Nicholas K. Dionysopoulos
Lead Developer and Director
🇬🇷Greek: native 🇬🇧English: excellent 🇫🇷French: basic • 🕐 My time zone is Europe / Athens
Please keep in mind my timezone and cultural differences when reading my replies. Thank you!
Hi Nicholas, can we get the version with the option to generate 403 or 404 instead of redirecting calls to the front page?
Please wait until Monday or Tuesday, when I am making new releases (most likely Monday).
I would've done this sooner, but the past month has been a rolling Dumpster fire for me. Between health issues affecting both myself and family members to the point they required hospitalisation, and a few disasters (yes, plural) affecting our property, I never had the time to make a release. Hopefully, nothing else will happen, and I will be able to make those darned new releases next week. I am really sorry for having you wait for so long, I just never expected five separate major mishaps to take place in the span of five weeks.
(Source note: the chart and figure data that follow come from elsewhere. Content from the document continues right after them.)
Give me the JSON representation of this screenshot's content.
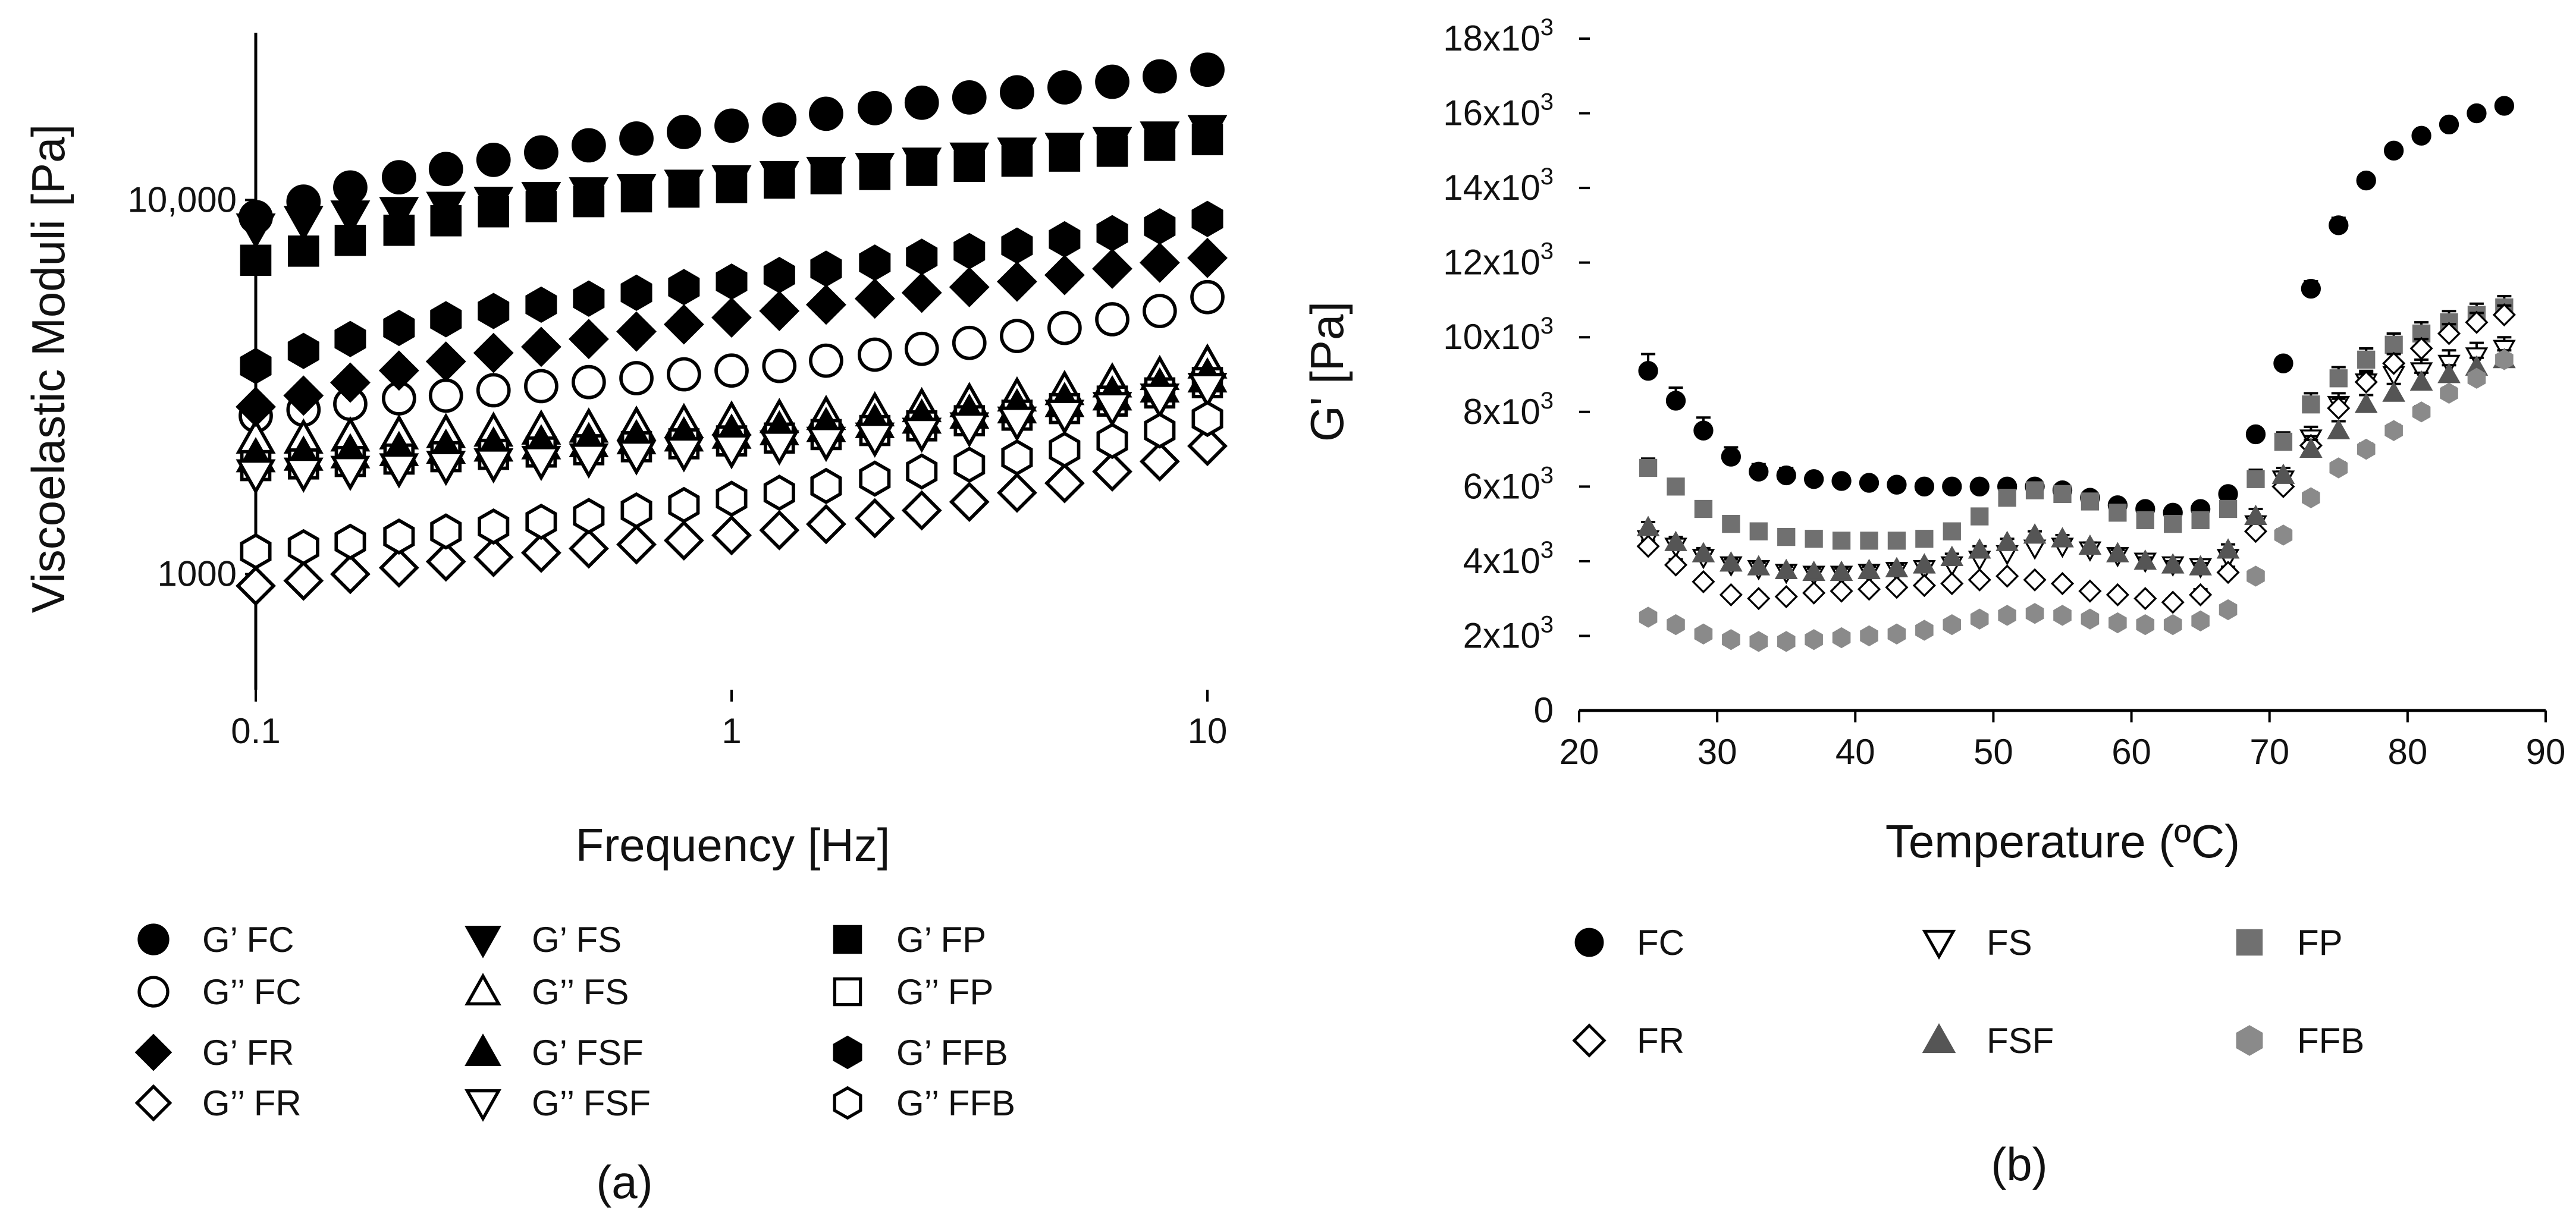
{
  "chart_data": [
    {
      "id": "a",
      "type": "scatter",
      "panel_label": "(a)",
      "xlabel": "Frequency [Hz]",
      "ylabel": "Viscoelastic Moduli [Pa]",
      "xscale": "log",
      "yscale": "log",
      "xlim": [
        0.1,
        10
      ],
      "ylim": [
        500,
        28000
      ],
      "x_ticks": [
        {
          "value": 0.1,
          "label": "0.1"
        },
        {
          "value": 1,
          "label": "1"
        },
        {
          "value": 10,
          "label": "10"
        }
      ],
      "y_ticks": [
        {
          "value": 1000,
          "label": "1000"
        },
        {
          "value": 10000,
          "label": "10,000"
        }
      ],
      "x": [
        0.1,
        0.126,
        0.158,
        0.2,
        0.251,
        0.316,
        0.398,
        0.501,
        0.631,
        0.794,
        1.0,
        1.26,
        1.58,
        2.0,
        2.51,
        3.16,
        3.98,
        5.01,
        6.31,
        7.94,
        10.0
      ],
      "legend_position": "bottom",
      "series": [
        {
          "name": "G’ FC",
          "marker": "circle-filled",
          "values": [
            9000,
            9900,
            10800,
            11500,
            12100,
            12800,
            13400,
            14000,
            14600,
            15200,
            15800,
            16400,
            17000,
            17600,
            18200,
            18800,
            19400,
            20000,
            20700,
            21400,
            22300
          ]
        },
        {
          "name": "G’’ FC",
          "marker": "circle-open",
          "values": [
            2650,
            2750,
            2850,
            2950,
            3000,
            3100,
            3180,
            3260,
            3340,
            3420,
            3500,
            3600,
            3720,
            3860,
            4000,
            4150,
            4330,
            4550,
            4800,
            5050,
            5500
          ]
        },
        {
          "name": "G’ FS",
          "marker": "triangle-down-filled",
          "values": [
            8400,
            8800,
            9100,
            9300,
            9600,
            9900,
            10200,
            10500,
            10700,
            11000,
            11300,
            11600,
            11900,
            12200,
            12600,
            13000,
            13400,
            13800,
            14300,
            14800,
            15400
          ]
        },
        {
          "name": "G’’ FS",
          "marker": "triangle-up-open",
          "values": [
            2300,
            2300,
            2330,
            2360,
            2380,
            2400,
            2430,
            2460,
            2490,
            2530,
            2570,
            2610,
            2660,
            2720,
            2790,
            2880,
            2980,
            3100,
            3250,
            3400,
            3650
          ]
        },
        {
          "name": "G’ FP",
          "marker": "square-filled",
          "values": [
            6900,
            7300,
            7800,
            8300,
            8800,
            9300,
            9600,
            9900,
            10200,
            10500,
            10800,
            11100,
            11400,
            11700,
            12000,
            12300,
            12700,
            13100,
            13500,
            14000,
            14500
          ]
        },
        {
          "name": "G’’ FP",
          "marker": "square-open",
          "values": [
            1950,
            1970,
            2000,
            2030,
            2060,
            2090,
            2120,
            2150,
            2190,
            2230,
            2270,
            2310,
            2360,
            2420,
            2490,
            2570,
            2660,
            2770,
            2900,
            3050,
            3250
          ]
        },
        {
          "name": "G’ FR",
          "marker": "diamond-filled",
          "values": [
            2800,
            3000,
            3250,
            3500,
            3700,
            3900,
            4050,
            4250,
            4450,
            4650,
            4850,
            5050,
            5250,
            5450,
            5650,
            5850,
            6050,
            6300,
            6550,
            6800,
            7000
          ]
        },
        {
          "name": "G’’ FR",
          "marker": "diamond-open",
          "values": [
            930,
            960,
            1000,
            1040,
            1080,
            1110,
            1140,
            1170,
            1200,
            1230,
            1270,
            1310,
            1360,
            1410,
            1480,
            1560,
            1650,
            1750,
            1880,
            2000,
            2200
          ]
        },
        {
          "name": "G’ FSF",
          "marker": "triangle-up-filled",
          "values": [
            2050,
            2070,
            2100,
            2130,
            2160,
            2190,
            2220,
            2250,
            2290,
            2330,
            2370,
            2420,
            2470,
            2530,
            2600,
            2680,
            2770,
            2880,
            3000,
            3150,
            3350
          ]
        },
        {
          "name": "G’’ FSF",
          "marker": "triangle-down-open",
          "values": [
            1850,
            1870,
            1890,
            1920,
            1950,
            1980,
            2010,
            2040,
            2080,
            2120,
            2160,
            2210,
            2260,
            2320,
            2390,
            2470,
            2560,
            2670,
            2800,
            2950,
            3150
          ]
        },
        {
          "name": "G’ FFB",
          "marker": "hexagon-filled",
          "values": [
            3600,
            3950,
            4250,
            4550,
            4800,
            5050,
            5250,
            5450,
            5650,
            5850,
            6050,
            6300,
            6550,
            6800,
            7050,
            7300,
            7550,
            7850,
            8150,
            8500,
            8900
          ]
        },
        {
          "name": "G’’ FFB",
          "marker": "hexagon-open",
          "values": [
            1150,
            1180,
            1220,
            1260,
            1300,
            1340,
            1380,
            1430,
            1480,
            1530,
            1590,
            1650,
            1720,
            1800,
            1880,
            1960,
            2050,
            2150,
            2270,
            2420,
            2600
          ]
        }
      ]
    },
    {
      "id": "b",
      "type": "scatter",
      "panel_label": "(b)",
      "xlabel": "Temperature (ºC)",
      "ylabel": "G' [Pa]",
      "xlim": [
        20,
        90
      ],
      "ylim": [
        0,
        18000
      ],
      "x_ticks": [
        {
          "value": 20,
          "label": "20"
        },
        {
          "value": 30,
          "label": "30"
        },
        {
          "value": 40,
          "label": "40"
        },
        {
          "value": 50,
          "label": "50"
        },
        {
          "value": 60,
          "label": "60"
        },
        {
          "value": 70,
          "label": "70"
        },
        {
          "value": 80,
          "label": "80"
        },
        {
          "value": 90,
          "label": "90"
        }
      ],
      "y_ticks": [
        {
          "value": 0,
          "mantissa": "0",
          "exponent": ""
        },
        {
          "value": 2000,
          "mantissa": "2x10",
          "exponent": "3"
        },
        {
          "value": 4000,
          "mantissa": "4x10",
          "exponent": "3"
        },
        {
          "value": 6000,
          "mantissa": "6x10",
          "exponent": "3"
        },
        {
          "value": 8000,
          "mantissa": "8x10",
          "exponent": "3"
        },
        {
          "value": 10000,
          "mantissa": "10x10",
          "exponent": "3"
        },
        {
          "value": 12000,
          "mantissa": "12x10",
          "exponent": "3"
        },
        {
          "value": 14000,
          "mantissa": "14x10",
          "exponent": "3"
        },
        {
          "value": 16000,
          "mantissa": "16x10",
          "exponent": "3"
        },
        {
          "value": 18000,
          "mantissa": "18x10",
          "exponent": "3"
        }
      ],
      "x": [
        25,
        27,
        29,
        31,
        33,
        35,
        37,
        39,
        41,
        43,
        45,
        47,
        49,
        51,
        53,
        55,
        57,
        59,
        61,
        63,
        65,
        67,
        69,
        71,
        73,
        75,
        77,
        79,
        81,
        83,
        85,
        87
      ],
      "legend_position": "bottom",
      "series": [
        {
          "name": "FC",
          "marker": "circle-filled",
          "color": "#000000",
          "values": [
            9100,
            8300,
            7500,
            6800,
            6400,
            6300,
            6200,
            6150,
            6100,
            6050,
            6000,
            6000,
            6000,
            6000,
            6000,
            5900,
            5700,
            5500,
            5400,
            5300,
            5400,
            5800,
            7400,
            9300,
            11300,
            13000,
            14200,
            15000,
            15400,
            15700,
            16000,
            16200
          ],
          "errors": [
            450,
            350,
            350,
            250,
            200,
            200,
            150,
            150,
            100,
            100,
            100,
            100,
            100,
            100,
            100,
            100,
            100,
            100,
            100,
            100,
            100,
            100,
            150,
            150,
            200,
            200,
            100,
            100,
            100,
            100,
            100,
            150
          ]
        },
        {
          "name": "FS",
          "marker": "triangle-down-open",
          "color": "#000000",
          "values": [
            4600,
            4400,
            4100,
            3900,
            3800,
            3700,
            3650,
            3650,
            3700,
            3750,
            3800,
            3900,
            4050,
            4200,
            4350,
            4400,
            4300,
            4150,
            4000,
            3900,
            3850,
            4100,
            5000,
            6200,
            7300,
            8200,
            8800,
            9000,
            9100,
            9300,
            9500,
            9700
          ],
          "errors": [
            200,
            200,
            150,
            150,
            150,
            100,
            100,
            100,
            100,
            100,
            100,
            100,
            100,
            100,
            100,
            100,
            100,
            100,
            100,
            100,
            100,
            150,
            200,
            200,
            300,
            300,
            300,
            300,
            300,
            350,
            350,
            300
          ]
        },
        {
          "name": "FP",
          "marker": "square-filled",
          "color": "#707070",
          "values": [
            6500,
            6000,
            5400,
            5000,
            4800,
            4650,
            4600,
            4550,
            4550,
            4550,
            4600,
            4800,
            5200,
            5700,
            5900,
            5800,
            5600,
            5300,
            5100,
            5000,
            5100,
            5400,
            6200,
            7200,
            8200,
            8900,
            9400,
            9800,
            10100,
            10400,
            10600,
            10800
          ],
          "errors": [
            250,
            200,
            200,
            150,
            150,
            100,
            100,
            100,
            100,
            100,
            100,
            150,
            200,
            200,
            200,
            150,
            150,
            150,
            150,
            150,
            150,
            200,
            250,
            250,
            300,
            300,
            300,
            300,
            300,
            300,
            300,
            300
          ]
        },
        {
          "name": "FR",
          "marker": "diamond-open",
          "color": "#000000",
          "values": [
            4400,
            3900,
            3450,
            3100,
            3000,
            3050,
            3150,
            3200,
            3250,
            3300,
            3350,
            3400,
            3500,
            3600,
            3500,
            3400,
            3200,
            3100,
            3000,
            2900,
            3100,
            3700,
            4800,
            6000,
            7100,
            8100,
            8800,
            9300,
            9700,
            10100,
            10400,
            10600
          ],
          "errors": [
            150,
            150,
            100,
            100,
            100,
            100,
            100,
            100,
            100,
            100,
            100,
            100,
            100,
            100,
            100,
            100,
            100,
            100,
            100,
            100,
            150,
            150,
            200,
            200,
            250,
            250,
            250,
            250,
            250,
            250,
            250,
            250
          ]
        },
        {
          "name": "FSF",
          "marker": "triangle-up-filled",
          "color": "#555555",
          "values": [
            4900,
            4500,
            4200,
            3950,
            3850,
            3750,
            3700,
            3700,
            3750,
            3800,
            3900,
            4100,
            4300,
            4500,
            4700,
            4600,
            4400,
            4200,
            4000,
            3900,
            3850,
            4300,
            5200,
            6300,
            7000,
            7500,
            8200,
            8500,
            8800,
            9000,
            9200,
            9400
          ],
          "errors": [
            150,
            150,
            150,
            100,
            100,
            100,
            100,
            100,
            100,
            100,
            100,
            100,
            100,
            100,
            100,
            100,
            100,
            100,
            100,
            100,
            100,
            150,
            200,
            200,
            250,
            250,
            250,
            250,
            250,
            250,
            250,
            250
          ]
        },
        {
          "name": "FFB",
          "marker": "hexagon-filled",
          "color": "#8a8a8a",
          "values": [
            2500,
            2300,
            2050,
            1900,
            1850,
            1850,
            1900,
            1950,
            2000,
            2050,
            2150,
            2300,
            2450,
            2550,
            2600,
            2550,
            2450,
            2350,
            2300,
            2300,
            2400,
            2700,
            3600,
            4700,
            5700,
            6500,
            7000,
            7500,
            8000,
            8500,
            8900,
            9400
          ],
          "errors": [
            100,
            100,
            100,
            100,
            100,
            100,
            100,
            100,
            100,
            100,
            100,
            100,
            100,
            100,
            100,
            100,
            100,
            100,
            100,
            100,
            100,
            100,
            150,
            150,
            150,
            150,
            150,
            150,
            150,
            150,
            150,
            150
          ]
        }
      ]
    }
  ]
}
This is not something I could reasonably plan against.
Nicholas K. Dionysopoulos
Lead Developer and Director
🇬🇷Greek: native 🇬🇧English: excellent 🇫🇷French: basic • 🕐 My time zone is Europe / Athens
Please keep in mind my timezone and cultural differences when reading my replies. Thank you!
Don't worry, it doesn't matter if it's released next week or next month. I hope you and your family are fine, that's the most important thing.
Thank you. Thankfully, we are recovering very well.
Have a wonderful day!
Nicholas K. Dionysopoulos
Lead Developer and Director
🇬🇷Greek: native 🇬🇧English: excellent 🇫🇷French: basic • 🕐 My time zone is Europe / Athens
Please keep in mind my timezone and cultural differences when reading my replies. Thank you!